Studies shows that malnutrition among pregnant women was among the major reasons for maternal death. Even though Kerala does not face major issues related with starvation, it is witnessing issues related to malnutrition. In 2017, the state was selected by the UN’s World Food Programme to eradicate malnutrition and take initiative for a hunger-free state. With the support of local self-government bodies, the state health department has now initiated programmes for supplying nutritious food, which are working efficiently.
The collective efforts of government initiatives under AARDRAM Mission such as Aardram Mathruthwam and Amoolya Balyam, with support from gynaecologists and nurses working in the labour room, nursing assistants and other staff of the Kerala Federation of Obstetrics and Gynaecology.

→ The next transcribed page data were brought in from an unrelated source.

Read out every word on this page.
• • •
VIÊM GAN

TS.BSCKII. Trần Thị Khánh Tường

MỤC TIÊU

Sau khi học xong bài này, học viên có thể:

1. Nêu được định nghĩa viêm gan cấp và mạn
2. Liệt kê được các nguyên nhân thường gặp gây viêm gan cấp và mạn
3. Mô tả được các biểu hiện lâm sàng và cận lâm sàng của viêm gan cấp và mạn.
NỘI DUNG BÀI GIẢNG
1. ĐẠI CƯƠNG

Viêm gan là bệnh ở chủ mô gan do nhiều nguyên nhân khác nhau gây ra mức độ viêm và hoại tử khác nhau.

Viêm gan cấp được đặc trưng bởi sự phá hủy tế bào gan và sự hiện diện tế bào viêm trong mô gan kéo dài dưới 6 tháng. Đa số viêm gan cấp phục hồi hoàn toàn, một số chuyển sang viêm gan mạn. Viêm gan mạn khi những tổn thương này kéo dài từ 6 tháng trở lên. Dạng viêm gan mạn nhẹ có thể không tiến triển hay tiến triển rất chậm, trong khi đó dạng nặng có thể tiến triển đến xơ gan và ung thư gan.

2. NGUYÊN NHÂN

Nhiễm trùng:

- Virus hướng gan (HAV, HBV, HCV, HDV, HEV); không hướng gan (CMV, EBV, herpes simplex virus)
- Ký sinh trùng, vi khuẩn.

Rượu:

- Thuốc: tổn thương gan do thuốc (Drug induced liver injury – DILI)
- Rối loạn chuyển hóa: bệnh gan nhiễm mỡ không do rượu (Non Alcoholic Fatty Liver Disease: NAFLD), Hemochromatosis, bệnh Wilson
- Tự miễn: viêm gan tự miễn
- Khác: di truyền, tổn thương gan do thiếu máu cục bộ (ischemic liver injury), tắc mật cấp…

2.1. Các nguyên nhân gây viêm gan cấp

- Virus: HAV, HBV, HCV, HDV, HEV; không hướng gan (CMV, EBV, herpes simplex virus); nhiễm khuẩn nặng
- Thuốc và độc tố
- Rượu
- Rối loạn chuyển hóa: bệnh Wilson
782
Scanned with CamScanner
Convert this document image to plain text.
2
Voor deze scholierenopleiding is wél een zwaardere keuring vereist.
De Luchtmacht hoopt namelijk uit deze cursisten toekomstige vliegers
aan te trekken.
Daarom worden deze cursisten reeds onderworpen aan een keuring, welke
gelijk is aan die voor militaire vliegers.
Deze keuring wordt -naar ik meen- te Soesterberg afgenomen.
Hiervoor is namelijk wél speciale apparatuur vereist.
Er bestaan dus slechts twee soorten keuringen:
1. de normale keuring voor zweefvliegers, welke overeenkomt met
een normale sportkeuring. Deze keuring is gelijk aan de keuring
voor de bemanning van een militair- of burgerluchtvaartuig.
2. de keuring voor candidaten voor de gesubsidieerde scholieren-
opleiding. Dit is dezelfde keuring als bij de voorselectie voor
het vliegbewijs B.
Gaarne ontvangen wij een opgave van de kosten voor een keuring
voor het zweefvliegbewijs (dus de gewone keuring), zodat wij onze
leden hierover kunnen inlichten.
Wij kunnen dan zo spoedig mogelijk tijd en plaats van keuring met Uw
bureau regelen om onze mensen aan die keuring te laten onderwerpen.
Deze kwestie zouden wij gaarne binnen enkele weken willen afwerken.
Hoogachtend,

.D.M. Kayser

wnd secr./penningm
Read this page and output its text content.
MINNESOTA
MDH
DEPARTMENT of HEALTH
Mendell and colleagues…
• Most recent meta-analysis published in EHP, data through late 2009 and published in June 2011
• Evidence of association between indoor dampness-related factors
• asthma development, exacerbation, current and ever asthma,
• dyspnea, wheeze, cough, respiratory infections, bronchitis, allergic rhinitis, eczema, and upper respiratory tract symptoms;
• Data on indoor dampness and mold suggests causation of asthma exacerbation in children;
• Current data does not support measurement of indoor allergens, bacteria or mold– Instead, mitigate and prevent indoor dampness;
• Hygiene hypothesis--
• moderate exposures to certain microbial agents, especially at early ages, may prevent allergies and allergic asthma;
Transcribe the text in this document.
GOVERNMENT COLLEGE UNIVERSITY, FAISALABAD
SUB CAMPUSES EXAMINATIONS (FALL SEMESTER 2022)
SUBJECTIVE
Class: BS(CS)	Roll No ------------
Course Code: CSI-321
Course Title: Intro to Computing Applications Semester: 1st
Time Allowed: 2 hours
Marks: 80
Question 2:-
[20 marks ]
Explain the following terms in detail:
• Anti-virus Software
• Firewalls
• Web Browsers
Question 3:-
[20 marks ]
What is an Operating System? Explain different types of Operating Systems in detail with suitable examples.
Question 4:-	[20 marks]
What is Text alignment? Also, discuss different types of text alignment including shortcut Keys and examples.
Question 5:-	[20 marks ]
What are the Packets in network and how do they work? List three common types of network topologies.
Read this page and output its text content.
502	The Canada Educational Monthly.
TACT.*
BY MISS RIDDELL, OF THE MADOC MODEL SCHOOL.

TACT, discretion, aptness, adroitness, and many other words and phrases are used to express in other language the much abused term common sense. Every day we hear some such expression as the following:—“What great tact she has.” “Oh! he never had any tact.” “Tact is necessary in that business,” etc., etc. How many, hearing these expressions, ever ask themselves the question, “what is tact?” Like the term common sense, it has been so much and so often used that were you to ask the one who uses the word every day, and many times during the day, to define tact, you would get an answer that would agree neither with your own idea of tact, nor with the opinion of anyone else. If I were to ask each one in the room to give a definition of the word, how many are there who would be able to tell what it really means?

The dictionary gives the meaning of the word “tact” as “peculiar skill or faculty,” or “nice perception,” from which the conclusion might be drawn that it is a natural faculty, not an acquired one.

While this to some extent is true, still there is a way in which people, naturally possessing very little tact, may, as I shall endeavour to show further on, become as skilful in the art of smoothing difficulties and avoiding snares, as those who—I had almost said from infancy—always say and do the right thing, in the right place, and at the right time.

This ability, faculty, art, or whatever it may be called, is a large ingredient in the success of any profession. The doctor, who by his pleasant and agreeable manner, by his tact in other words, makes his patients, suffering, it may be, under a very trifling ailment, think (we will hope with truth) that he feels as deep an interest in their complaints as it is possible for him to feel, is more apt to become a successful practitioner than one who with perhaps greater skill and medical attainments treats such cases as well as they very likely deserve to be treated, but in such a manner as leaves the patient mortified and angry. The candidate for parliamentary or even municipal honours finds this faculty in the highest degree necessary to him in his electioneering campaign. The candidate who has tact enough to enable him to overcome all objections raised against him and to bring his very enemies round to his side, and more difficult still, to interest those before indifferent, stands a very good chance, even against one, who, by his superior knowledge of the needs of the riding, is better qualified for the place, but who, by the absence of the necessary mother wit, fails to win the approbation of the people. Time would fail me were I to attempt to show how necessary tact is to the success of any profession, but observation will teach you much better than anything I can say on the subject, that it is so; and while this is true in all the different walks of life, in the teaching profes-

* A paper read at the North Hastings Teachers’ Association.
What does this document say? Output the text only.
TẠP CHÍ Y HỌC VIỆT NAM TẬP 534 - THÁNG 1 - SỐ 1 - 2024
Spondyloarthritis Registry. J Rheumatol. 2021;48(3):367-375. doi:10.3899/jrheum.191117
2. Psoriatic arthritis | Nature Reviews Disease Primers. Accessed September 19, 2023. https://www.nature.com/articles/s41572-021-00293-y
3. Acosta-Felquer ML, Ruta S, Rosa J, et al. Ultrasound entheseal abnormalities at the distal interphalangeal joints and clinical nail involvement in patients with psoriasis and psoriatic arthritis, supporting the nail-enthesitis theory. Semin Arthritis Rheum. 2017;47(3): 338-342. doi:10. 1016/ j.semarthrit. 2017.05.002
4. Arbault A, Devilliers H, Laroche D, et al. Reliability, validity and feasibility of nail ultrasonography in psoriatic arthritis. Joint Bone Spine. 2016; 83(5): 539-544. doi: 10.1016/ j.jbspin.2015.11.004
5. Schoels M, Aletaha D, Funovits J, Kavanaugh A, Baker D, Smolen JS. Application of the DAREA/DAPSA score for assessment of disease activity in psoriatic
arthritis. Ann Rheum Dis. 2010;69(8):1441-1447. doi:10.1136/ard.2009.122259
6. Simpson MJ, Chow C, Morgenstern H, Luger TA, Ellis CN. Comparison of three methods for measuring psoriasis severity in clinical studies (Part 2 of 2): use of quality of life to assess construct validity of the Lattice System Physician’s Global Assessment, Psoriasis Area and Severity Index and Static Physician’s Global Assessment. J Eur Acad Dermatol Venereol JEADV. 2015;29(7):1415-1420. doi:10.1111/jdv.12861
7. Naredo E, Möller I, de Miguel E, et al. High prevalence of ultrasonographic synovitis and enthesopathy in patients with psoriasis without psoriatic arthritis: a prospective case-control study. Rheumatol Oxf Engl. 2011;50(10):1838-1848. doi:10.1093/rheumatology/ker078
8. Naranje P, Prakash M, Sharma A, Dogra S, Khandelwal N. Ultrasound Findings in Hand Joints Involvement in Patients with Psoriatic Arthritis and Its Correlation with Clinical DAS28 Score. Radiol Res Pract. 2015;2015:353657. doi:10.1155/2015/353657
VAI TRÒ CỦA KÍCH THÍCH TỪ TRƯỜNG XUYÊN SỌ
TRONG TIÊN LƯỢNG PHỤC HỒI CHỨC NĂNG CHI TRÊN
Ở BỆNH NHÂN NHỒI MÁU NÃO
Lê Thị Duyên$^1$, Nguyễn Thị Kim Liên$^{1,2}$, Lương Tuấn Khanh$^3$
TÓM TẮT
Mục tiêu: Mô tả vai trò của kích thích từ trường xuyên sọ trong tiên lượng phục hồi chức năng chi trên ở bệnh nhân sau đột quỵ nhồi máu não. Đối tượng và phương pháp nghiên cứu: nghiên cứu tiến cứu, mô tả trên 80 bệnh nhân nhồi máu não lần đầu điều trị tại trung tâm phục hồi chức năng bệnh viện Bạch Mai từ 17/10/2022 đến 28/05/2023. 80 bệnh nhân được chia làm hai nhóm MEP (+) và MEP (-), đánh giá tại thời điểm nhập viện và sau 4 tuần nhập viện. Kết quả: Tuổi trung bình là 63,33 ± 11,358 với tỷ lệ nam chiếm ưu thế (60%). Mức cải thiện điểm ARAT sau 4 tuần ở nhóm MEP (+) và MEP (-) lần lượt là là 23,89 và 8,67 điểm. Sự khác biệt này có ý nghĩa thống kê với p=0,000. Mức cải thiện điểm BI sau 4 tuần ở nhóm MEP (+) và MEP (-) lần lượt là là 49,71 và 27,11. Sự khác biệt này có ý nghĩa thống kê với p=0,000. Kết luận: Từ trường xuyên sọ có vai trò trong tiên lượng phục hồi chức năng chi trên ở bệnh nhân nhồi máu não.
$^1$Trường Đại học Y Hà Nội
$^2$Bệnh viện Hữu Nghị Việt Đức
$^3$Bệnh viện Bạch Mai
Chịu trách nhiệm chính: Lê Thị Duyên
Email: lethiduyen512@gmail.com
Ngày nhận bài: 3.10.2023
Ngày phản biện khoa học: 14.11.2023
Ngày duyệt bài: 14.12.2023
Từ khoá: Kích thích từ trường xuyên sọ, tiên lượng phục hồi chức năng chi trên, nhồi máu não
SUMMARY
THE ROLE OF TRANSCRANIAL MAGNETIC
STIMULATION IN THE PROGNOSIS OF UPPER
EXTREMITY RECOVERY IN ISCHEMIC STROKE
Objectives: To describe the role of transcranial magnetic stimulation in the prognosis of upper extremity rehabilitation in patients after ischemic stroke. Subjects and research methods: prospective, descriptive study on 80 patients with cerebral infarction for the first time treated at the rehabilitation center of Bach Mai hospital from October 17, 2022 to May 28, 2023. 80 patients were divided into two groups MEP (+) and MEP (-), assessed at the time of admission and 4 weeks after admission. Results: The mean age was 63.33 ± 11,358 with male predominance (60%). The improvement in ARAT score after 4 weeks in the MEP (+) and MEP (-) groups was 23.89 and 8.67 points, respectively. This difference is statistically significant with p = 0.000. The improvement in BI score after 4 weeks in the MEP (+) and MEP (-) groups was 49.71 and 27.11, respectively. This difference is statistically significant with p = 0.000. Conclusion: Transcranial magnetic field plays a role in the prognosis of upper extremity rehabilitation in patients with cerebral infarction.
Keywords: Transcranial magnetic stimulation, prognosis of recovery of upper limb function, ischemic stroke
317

The ruling Left Democratic Front government has increased focus on the health sector through the AARDRAM project, part of Nava Kerala (New Kerala) mission. Under this project, the state government has already changed 230 primary health centres into family health centres, with the support of Kerala Infrastructure Investment Fund Board.
This year, the announcement from the National Quality Assurance Standards on best hospitals in India, put a stamp on the strength of public health sector of Kerala, with hospitals of Kerala occupying the first five ranks. The Kayyur family health centre was also selected as the best primary health centre in India.